Very little, if anything, is known about Weyrauch apart from his authorship of this song. It was published as Adieu!
in Paris, circa 1835. The title page mentioned ‘Mr. F Schubert’ as the composer with ‘paroles françaises’ by Mr. Bélanger, and there is a dedication to Mr. A Nourrit (the famous tenor who did so much to advocate Schubert’s lieder in France). The song actually dates from 1824, and it was privately published by its composer, Weyrauch, with the title Nach Osten
, and a poem by Wetzel. We do not know whether Weyrauch played any part in the original falsification, or its eventual discovery.
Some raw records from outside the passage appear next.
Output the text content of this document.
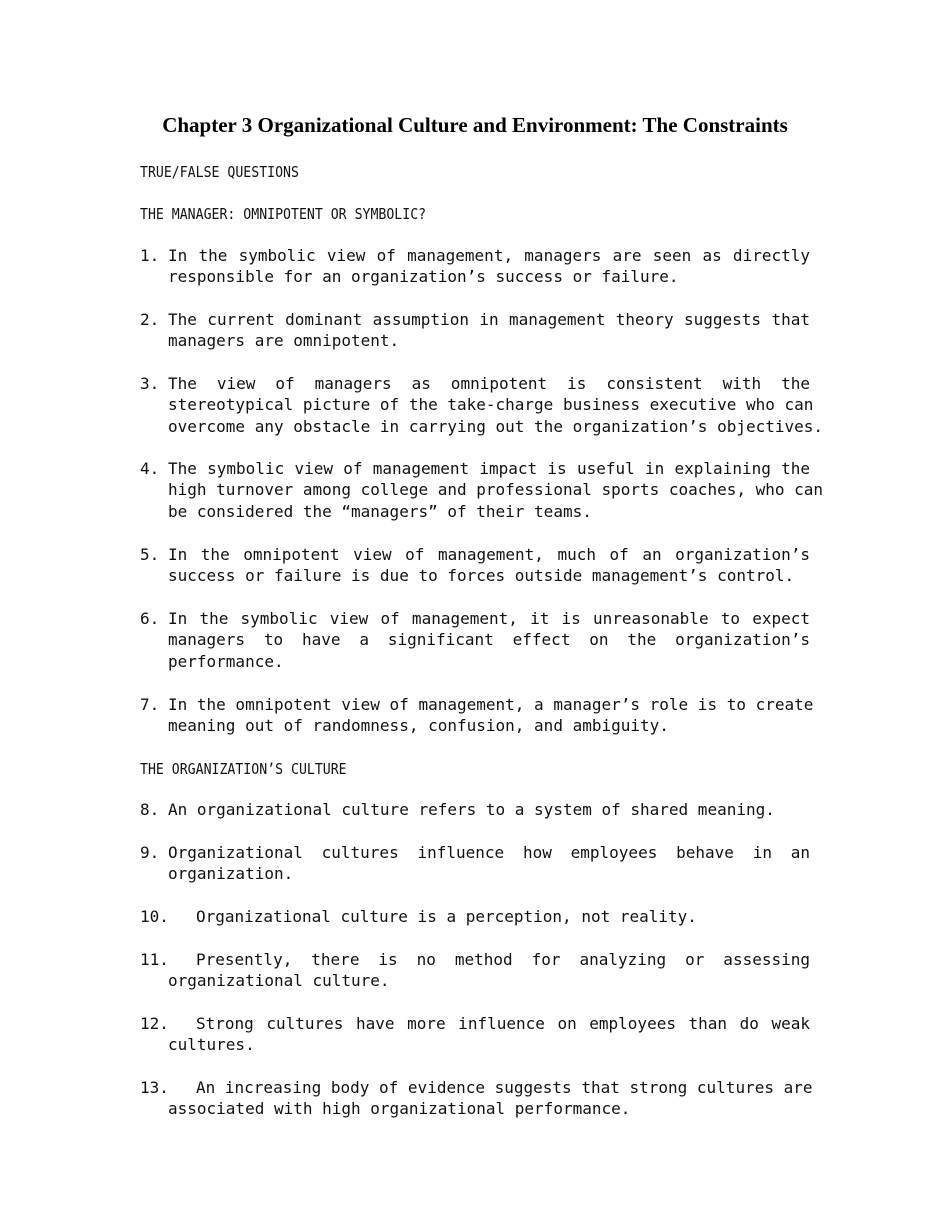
Chapter 3 Organizational Culture and Environment: The Constraints
TRUE/FALSE QUESTIONS
THE MANAGER: OMNIPOTENT OR SYMBOLIC?
THE ORGANIZATION’S CULTURE
1. In the symbolic view of management, managers are seen as directly
responsible for an organization’s success or failure.
2. The current dominant assumption in management theory suggests that
managers are omnipotent.
3. The view of managers as omnipotent is consistent with the
stereotypical picture of the take-charge business executive who can
overcome any obstacle in carrying out the organization’s objectives.
4. The symbolic view of management impact is useful in explaining the
high turnover among college and professional sports coaches, who can
be considered the “managers” of their teams.
5. In the omnipotent view of management, much of an organization’s
success or failure is due to forces outside management’s control.
6. In the symbolic view of management, it is unreasonable to expect
managers to have a significant effect on the organization’s
performance.
7. In the omnipotent view of management, a manager’s role is to create
meaning out of randomness, confusion, and ambiguity.
8. An organizational culture refers to a system of shared meaning.
9. Organizational cultures influence how employees behave in an
organization.
10.	Organizational culture is a perception, not reality.
11.	Presently, there is no method for analyzing or assessing
organizational culture.
12.	Strong cultures have more influence on employees than do weak
cultures.
13.	An increasing body of evidence suggests that strong cultures are
associated with high organizational performance.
The music was re-imported to Germany in 1843 under Schubert’s name as a solo piano piece. Even Schumann seems to have believed the song was by Schubert himself. No doubt on account of its popularity the song was reprinted in Volume 6 of Max Friedländer’s Schubert Edition for Peters (1873) together with a warning that the song had been incorrectly attributed to Schubert. As the only song in French by even a phoney ‘Schubert’, and a lyrical manner that suited the contemporary taste for the cavatina, it received many performances—and Schubert’s name was usually given, willy-nilly, as the composer. In this music one can hear a prophecy of the long-breathed melodies of Gounod (said to be influenced by Schubert); songs like Fauré’s Après un rêve
were the final flowering of a particularly French genre initiated by Adieu!